Le très important prix Hommage a été remis – on pouvait s’y attendre en cette année de célébration du 50e des JMC -, au fondateur des Jeunesses musicales du Canada, Gilles Lefebvre. L’Opus du Diffuseur de l’année est allé cette fois-ci au Festival de musique de chambre de Montréal, dont le directeur artistique est le violoncelliste Denis Brott. La Production de l’année-Jeune public «opusée» est le Ménétrier, spectacle de l’Atelier du conte en musique et en images. Le prix du Concert de l’année-Récital, soliste ou soliste accompagné est allé au récital de piano d’André Laplante, dans le cadre de l’événement Musique de chambre à Sainte-Pétronille, présenté le 8 juillet 1999. Des voyages et des mémoires, par l’Orchestre symphonique de Québec sous la double direction de Boudreau et Bouliane, recevait un second Prix Opus, dans la catégorie Concert de l’année-Musiques actuelle, contemporaine, électroacoustique, jazz. L’Opus Concert de l’année-Grand ensemble (21 musiciens et plus) et musique orchestrale ou lyrique a été remis à Hommage à Richard Strauss, par l’Orchestre symphonique de Montréal sous la direction de Charles Dutoit, présenté le 19 janvier dernier. À l’occasion de cette remise, la directrice générale de l’OSM, Michelle Courchesne, est venue faire de très émouvants adieux, puisqu’elle quitte incessamment sa fonction.

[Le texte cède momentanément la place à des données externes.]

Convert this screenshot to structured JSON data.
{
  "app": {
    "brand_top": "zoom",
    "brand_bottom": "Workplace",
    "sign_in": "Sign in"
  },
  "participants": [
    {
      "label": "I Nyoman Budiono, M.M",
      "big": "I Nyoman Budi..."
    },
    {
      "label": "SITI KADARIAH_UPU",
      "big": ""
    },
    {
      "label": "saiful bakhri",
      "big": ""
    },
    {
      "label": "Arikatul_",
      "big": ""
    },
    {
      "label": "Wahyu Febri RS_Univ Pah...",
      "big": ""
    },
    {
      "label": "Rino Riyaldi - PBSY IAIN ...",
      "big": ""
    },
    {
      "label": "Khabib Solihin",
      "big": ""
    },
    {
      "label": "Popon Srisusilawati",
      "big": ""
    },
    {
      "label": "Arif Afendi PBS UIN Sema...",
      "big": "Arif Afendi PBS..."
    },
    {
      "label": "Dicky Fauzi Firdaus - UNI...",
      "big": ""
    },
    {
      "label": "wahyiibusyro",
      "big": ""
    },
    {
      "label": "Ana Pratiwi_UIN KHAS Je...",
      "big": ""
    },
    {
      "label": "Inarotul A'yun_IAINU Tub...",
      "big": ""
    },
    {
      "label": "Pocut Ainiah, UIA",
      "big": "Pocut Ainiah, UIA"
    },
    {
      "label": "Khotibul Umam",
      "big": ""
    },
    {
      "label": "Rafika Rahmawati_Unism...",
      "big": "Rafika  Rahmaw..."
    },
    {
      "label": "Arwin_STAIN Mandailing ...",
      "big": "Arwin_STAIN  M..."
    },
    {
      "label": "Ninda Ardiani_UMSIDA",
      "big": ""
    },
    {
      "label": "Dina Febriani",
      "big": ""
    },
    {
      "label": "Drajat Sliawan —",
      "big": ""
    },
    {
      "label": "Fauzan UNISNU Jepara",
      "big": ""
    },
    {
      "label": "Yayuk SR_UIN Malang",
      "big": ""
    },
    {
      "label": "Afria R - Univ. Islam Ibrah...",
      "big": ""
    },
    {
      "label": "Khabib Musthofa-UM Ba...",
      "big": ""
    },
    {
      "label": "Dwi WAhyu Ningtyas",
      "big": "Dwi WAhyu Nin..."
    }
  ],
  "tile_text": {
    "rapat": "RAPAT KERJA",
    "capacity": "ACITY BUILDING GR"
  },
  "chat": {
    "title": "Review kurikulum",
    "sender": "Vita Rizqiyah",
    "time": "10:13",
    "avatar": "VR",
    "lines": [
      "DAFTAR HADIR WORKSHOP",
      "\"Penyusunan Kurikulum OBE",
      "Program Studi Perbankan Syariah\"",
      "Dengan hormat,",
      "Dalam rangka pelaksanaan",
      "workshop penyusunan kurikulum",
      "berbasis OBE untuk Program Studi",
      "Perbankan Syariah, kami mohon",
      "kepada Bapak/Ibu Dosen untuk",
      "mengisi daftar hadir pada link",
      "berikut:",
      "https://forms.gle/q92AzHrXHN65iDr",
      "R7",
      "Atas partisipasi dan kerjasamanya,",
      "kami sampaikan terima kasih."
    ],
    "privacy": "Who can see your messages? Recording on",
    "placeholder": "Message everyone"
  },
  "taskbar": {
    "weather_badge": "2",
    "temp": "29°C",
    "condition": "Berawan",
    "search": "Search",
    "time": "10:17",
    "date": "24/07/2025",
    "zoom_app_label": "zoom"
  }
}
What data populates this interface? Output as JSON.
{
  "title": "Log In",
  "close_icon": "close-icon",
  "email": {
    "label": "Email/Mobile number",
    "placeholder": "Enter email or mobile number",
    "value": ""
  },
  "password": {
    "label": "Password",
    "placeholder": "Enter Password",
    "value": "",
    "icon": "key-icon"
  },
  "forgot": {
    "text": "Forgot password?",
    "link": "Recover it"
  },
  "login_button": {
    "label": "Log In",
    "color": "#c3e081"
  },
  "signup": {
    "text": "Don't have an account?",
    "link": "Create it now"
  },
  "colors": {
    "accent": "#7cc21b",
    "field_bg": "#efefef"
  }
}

Le prix de l’interprète de l’année est allé à l’alto masculin Daniel Taylor, pour «l’état de grâce» de ses nombreuses prestations au Québec durant la dernière saison. L’événement médiatique de l’année couronné par un Opus est l’émission Musique pour un siècle sourd, réalisée par Richard Jutras et présentée sur les ondes de Télé-Québec. L’Opus du Disque de l’année-Musiques actuelle, contemporaine ou électroacoustique revenait à Figures, sous étiquette empreintes DIGITALes, présentant des œuvres de l’électroacousticien Robert Normandeau. Dans la catégorie Disque de l’année-Jazz ou musique du monde, le disque primé est Puzzle City, sous étiquette Lost Chart Records.

Robert Normandeau, déjà récompensé pour son disque Figures, recevait également le prestigieux prix de Compositeur de l’année. Le musicien soulignait avec justesse la reconnaissance accordée, lors de cette édition, au milieu extrêmement dynamique de la création. L’événement discographique de l’année était double: en effet, on décernait deux Opus dans cette catégorie, un au disque Haendel de Tafelmüsik, avec Karina Gauvin; et l’autre à Yo soy la desintegracion, opéra électroacoustique de Jean Piché chanté par Pauline Vaillancourt, réalisé par Jean-François Denis sous étiquette Amberola. L’Opus du Disque de l’année-Meilleur vendeur est allé, on s’en doutera, à Berceuses et jeux interdits, avec Angèle Dubeau et la Pièta, sous étiquette Analekta. Le Prix du public, toutefois, a été décerné au chef d’orchestre Yannick Nézet-Séguin, qui concluait le gala tout comme il l’avait ouvert en recevant le prix de la Découverte de l’année. De quoi avoir le vent dans les voiles!